I still need to work on using files, rather than declaring variables that are multi-line directly into the file. I’ll be digging into the csv library shortly (along with pandas) to toy with some graphing.

This is still a bit messy. I really should have just called the timeSplitter function as part of commandFfmpeg. That would have saved me from declaring individual variables outside of the function, and from putting additional parameters into the commandFfmpeg function call, since it already has everything it needs without that.
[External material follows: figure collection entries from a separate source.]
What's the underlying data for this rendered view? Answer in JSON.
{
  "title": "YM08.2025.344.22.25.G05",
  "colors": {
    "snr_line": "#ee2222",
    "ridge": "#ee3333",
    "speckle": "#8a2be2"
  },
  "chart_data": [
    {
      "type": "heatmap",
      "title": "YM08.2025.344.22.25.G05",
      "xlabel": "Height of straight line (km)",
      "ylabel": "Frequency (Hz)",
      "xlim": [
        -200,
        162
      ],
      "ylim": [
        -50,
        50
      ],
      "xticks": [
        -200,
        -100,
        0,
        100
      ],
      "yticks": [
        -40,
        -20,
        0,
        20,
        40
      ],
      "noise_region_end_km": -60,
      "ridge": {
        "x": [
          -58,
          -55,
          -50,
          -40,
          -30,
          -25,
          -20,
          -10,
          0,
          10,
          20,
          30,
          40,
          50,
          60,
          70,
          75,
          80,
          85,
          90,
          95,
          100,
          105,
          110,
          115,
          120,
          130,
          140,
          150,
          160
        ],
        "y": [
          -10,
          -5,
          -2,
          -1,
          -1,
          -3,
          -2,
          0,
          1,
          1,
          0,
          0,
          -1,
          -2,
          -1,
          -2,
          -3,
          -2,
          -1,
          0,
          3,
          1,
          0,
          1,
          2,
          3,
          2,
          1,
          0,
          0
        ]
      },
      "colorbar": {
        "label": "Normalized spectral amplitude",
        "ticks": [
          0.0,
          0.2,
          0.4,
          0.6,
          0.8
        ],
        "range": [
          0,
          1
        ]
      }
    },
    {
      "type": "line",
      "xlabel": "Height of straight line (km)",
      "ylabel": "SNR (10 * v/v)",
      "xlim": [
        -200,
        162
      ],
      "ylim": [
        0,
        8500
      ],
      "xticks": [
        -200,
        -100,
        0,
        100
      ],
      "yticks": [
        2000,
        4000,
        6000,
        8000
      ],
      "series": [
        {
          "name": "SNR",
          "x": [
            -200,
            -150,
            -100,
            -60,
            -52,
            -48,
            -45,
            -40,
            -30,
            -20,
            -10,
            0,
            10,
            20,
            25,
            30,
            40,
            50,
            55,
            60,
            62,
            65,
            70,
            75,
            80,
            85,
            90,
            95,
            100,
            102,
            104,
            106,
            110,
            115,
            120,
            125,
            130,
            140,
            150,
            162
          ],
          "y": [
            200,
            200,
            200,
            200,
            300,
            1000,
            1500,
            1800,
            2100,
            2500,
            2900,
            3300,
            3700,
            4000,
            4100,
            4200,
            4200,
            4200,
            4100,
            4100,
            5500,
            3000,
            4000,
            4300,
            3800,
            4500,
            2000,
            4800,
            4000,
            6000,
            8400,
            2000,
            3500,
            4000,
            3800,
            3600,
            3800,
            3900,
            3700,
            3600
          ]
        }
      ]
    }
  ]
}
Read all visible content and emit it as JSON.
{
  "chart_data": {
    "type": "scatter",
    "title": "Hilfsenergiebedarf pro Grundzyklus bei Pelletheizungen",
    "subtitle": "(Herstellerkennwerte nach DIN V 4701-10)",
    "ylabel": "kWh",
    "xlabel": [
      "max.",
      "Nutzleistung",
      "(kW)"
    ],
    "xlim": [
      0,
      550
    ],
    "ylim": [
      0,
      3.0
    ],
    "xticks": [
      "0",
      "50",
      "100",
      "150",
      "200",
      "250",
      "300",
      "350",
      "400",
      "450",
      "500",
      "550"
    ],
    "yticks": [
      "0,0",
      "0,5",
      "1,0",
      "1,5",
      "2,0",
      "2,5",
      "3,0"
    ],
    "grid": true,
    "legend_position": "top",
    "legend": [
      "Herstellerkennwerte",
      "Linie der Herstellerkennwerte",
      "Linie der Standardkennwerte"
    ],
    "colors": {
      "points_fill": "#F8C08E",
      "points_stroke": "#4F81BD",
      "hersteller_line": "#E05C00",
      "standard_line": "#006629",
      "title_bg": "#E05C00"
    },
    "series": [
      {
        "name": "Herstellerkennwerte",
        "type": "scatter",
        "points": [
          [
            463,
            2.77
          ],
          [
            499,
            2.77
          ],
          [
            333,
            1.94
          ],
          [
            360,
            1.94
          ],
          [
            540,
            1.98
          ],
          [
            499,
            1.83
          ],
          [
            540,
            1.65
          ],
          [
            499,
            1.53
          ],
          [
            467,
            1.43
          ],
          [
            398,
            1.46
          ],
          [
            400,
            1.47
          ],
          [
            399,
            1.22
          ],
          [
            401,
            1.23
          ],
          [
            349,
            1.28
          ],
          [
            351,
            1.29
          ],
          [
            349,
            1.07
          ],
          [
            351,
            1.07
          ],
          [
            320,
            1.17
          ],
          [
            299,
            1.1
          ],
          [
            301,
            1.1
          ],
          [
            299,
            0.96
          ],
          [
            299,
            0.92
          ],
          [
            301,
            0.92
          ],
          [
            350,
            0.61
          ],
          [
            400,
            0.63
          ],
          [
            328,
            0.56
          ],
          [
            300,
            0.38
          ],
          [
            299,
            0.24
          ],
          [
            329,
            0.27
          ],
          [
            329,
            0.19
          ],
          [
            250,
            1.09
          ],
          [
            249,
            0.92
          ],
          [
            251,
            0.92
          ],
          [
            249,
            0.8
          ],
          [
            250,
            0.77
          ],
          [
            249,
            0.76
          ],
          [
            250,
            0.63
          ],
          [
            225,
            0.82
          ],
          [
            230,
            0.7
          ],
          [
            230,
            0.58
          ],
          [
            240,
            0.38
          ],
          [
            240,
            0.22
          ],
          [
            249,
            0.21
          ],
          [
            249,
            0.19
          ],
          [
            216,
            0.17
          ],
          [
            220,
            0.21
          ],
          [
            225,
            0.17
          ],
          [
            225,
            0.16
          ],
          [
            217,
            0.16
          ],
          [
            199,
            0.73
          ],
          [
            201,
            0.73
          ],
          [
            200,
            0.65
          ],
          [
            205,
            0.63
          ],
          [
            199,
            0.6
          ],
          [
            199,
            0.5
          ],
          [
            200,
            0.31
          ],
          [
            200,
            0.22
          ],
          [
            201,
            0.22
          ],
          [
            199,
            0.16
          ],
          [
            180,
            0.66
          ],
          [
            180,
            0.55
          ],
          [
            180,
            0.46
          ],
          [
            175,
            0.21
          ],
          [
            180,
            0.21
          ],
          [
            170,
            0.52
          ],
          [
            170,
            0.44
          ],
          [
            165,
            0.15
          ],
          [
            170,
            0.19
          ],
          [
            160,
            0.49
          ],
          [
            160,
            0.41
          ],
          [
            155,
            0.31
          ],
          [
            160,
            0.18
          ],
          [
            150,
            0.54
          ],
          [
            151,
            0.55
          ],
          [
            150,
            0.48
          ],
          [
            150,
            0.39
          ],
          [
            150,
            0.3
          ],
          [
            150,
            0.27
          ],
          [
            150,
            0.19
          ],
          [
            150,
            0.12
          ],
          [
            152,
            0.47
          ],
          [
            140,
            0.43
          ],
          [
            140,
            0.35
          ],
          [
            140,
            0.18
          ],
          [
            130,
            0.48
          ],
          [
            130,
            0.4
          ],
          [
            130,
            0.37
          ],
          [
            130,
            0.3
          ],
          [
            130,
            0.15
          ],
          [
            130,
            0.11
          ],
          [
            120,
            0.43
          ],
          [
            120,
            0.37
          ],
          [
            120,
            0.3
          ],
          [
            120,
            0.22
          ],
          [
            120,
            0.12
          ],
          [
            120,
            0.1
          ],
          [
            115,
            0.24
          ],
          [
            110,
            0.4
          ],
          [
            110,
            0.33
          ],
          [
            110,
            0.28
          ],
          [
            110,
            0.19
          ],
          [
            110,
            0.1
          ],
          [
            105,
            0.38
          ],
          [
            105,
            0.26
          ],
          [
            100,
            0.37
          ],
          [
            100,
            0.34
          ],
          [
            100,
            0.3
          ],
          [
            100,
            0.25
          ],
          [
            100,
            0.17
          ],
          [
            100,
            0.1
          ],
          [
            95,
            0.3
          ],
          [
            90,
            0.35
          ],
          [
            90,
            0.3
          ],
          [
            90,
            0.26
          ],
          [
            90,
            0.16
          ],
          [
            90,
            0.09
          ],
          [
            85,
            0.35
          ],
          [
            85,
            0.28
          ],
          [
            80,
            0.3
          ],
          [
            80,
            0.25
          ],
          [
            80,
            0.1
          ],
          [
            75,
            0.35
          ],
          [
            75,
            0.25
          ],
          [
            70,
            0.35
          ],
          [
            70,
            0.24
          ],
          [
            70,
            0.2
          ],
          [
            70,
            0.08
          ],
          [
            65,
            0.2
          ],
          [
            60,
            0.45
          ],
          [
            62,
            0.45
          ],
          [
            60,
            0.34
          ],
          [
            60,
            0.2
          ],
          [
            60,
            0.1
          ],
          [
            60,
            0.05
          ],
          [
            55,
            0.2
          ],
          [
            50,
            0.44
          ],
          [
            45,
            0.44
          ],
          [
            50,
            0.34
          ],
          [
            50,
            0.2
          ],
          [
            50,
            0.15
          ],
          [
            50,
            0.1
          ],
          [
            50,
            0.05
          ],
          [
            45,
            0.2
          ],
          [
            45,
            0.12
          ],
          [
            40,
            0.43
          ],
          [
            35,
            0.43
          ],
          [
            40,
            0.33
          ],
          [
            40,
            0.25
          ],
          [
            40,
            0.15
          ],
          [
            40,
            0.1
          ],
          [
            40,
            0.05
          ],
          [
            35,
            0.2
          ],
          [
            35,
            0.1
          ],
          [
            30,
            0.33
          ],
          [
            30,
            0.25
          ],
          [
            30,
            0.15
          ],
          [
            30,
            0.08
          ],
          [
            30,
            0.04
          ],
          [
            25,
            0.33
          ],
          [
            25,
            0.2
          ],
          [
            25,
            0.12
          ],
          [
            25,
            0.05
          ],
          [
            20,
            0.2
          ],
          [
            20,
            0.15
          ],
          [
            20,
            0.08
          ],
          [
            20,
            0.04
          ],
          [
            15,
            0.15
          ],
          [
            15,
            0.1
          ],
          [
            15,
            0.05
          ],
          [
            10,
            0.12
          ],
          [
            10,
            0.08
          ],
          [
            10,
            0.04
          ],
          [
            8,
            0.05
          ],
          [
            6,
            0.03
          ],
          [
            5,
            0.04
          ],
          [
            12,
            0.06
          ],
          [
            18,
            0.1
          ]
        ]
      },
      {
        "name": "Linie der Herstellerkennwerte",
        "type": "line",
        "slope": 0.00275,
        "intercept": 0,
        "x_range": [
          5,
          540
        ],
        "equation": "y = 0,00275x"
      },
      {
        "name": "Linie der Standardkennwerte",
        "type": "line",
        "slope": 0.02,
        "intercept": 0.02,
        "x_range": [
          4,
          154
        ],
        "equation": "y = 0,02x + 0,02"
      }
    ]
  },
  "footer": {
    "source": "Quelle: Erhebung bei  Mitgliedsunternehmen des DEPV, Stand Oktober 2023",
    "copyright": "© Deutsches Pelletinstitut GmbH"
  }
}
This is really only useful for splitting a single file. If you want to just edit metadata, I recommend using Picard. It will automatically look up albums and take care of literally everything else for you if you want, or you can modify individual metadata on individual files as needed before saving.

Either way, for someone who’s less than a month into this, I’m pleasantly surprised with my ability to correctly identify places where I need to type cast BEFORE I get errors in the parser. And I’m still pleasantly surprised with the time that’s saved when writing code compared to c++.